I am exploring ways to use the SentenceTransformers for contrastive learning. I have to build a similarity-matching network by combining both image and textual features.
Essentially, I have to build a contrastive learning model by considering both image and text features. For this, I have the following steps in my mind:
- Use the SentenceTransformer to encode images and text into a single vector space.
- I would combine both using SentenceTransformer to create a new vector space.
- And then implement contrastive learning for this vector space.
It would be awesome if you could please provide me with your thoughts. Any help with the API or code usage examples would be greatly appreciated.
Technically the 1st and 3rd steps look good to me, but I don’t think step #2 is necessary since the images and text would already be embedded in the same vector space if you run the embeddings using any of the CLIP models (Pretrained Models — Sentence-Transformers documentation).
If you want to train a model from scratch though, you could follow the example in Semantic Textual Similarity (Semantic Textual Similarity — Sentence-Transformers documentation), specifically sentence-transformers/training_stsbenchmark.py at master · UKPLab/sentence-transformers · GitHub with some modifications.
Mainly you’d use a transformers CLIP model for the embedding model (like
models.CLIPModel('openai/clip-vit-base-patch32) ), and you’d also use
Losses — Sentence-Transformers documentation. Or you could do something similar to this (sentence-transformers/training_stsbenchmark_continue_training.py at master · UKPLab/sentence-transformers · GitHub) to continue training a pretrained model, if you already have one in mind.
As far as I can see, SentenceTransformer can give a vector for image and text but not a combined one.
model = SentenceTransformer('clip-ViT-B-16')
#Encode an image:
img_emb = model.encode(Image.open('two_dogs_in_snow.jpg'))
#Encode text descriptions
text_emb = model.encode(['Two dogs in the snow', 'A cat on a table', 'A picture of London at night'])
But if I want to combine them, still step 2 is needed. Does not look like I can get a joint embedding from both the image and text.
Am I missing something?
@NimaBoscarino to clarify, I have
(image, text) pairs. Given two
(image, text) pairs, I have to determine semantic similarity, i.e., whether there is a high cosine similarity between the two
(image, text) pairs.
Oooh I see, sorry I think I’d misunderstood the original question. I’d gotten confused and hadn’t realized that these would all be pairs of (text, image), and for some reason had thought that you had individual text and images for your dataset. In that case you’re right that you would need to join them somehow, and my intuition is that maybe you could concatenate the text + image embeddings? I’m not aware of a better way to merge two embeddings.

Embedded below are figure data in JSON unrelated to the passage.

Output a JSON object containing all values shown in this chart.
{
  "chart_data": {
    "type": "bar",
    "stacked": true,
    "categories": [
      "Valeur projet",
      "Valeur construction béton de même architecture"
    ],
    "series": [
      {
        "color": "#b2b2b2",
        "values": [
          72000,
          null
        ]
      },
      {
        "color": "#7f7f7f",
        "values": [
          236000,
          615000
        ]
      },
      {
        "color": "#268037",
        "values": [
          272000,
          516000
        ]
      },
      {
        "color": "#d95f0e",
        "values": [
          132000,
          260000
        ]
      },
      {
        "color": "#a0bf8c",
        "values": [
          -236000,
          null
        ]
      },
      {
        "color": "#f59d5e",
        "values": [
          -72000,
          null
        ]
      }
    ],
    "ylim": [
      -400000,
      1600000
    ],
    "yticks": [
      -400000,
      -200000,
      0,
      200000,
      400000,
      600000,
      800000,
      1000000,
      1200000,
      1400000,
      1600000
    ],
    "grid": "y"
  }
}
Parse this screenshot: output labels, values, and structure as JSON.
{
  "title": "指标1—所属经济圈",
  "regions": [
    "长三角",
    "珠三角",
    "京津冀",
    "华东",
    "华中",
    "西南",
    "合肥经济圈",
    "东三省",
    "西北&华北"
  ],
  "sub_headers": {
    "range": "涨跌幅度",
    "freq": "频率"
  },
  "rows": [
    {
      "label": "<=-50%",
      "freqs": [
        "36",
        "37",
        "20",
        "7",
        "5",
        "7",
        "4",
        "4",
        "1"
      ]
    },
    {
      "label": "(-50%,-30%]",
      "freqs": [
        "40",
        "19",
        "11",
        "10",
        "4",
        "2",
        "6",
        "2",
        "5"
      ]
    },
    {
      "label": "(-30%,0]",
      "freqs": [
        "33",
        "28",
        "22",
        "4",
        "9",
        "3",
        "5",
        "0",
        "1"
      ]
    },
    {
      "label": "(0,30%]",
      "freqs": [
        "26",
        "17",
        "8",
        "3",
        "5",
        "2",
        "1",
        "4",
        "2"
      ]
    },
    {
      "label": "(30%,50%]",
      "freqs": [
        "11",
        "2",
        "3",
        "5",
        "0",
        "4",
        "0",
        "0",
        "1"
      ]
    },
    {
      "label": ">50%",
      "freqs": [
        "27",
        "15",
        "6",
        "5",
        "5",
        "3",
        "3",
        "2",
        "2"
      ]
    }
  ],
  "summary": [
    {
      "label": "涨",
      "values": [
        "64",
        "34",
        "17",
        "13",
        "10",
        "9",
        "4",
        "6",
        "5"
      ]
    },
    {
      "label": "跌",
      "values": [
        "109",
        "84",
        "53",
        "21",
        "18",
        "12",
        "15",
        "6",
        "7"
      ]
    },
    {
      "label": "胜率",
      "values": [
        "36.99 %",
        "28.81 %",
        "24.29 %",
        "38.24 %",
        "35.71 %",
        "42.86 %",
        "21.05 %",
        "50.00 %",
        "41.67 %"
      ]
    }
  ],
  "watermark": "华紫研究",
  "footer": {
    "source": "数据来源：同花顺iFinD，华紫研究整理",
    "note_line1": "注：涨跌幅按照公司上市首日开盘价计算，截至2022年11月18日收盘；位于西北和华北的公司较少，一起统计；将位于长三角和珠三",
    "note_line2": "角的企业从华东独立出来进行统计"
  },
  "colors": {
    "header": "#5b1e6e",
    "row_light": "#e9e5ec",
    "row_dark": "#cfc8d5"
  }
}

SentenceTransformers lets you create networks from scratch, so maybe you could create a custom
torch.nn.Module that takes in both the image and text, and it could pass the image through a separately-trained CLIP model with something like Questions about CLIP · Issue #1175 · UKPLab/sentence-transformers · GitHub, and the text would go through a different (or the same) model? And then that’s where result of the two would be concatenated to form the final embedding.
I’m not quite sure how you would load the training data though, as I think
InputExample only takes in text. I’ll have to do some more digging. I know that there was a tutorial for fine-tuning CLIP models with SentenceTransformers that was being worked on but I don’t think it was ever released. I’ll try to get that for you ASAP (will have to be next week since), since that might help. This is also quite a bit out of my area of expertise, so I’ll check with the team to fact-check me on this.
I think you’re dealing with a really interesting problem, and I promise we’ll get it to work!
The model you used here is already a trained CLIP model and therefore a contrastive approach by itself. SentenceTransformers alone can only give representations for text („sentences“).
I used SentenceTransformers in a CLIP-based model were one encoder used frozen representations of the text, computed by SentenceTransformer. I took this path because I had much longer texts than the ones used to train the original CLIP model, which were basically just image captions.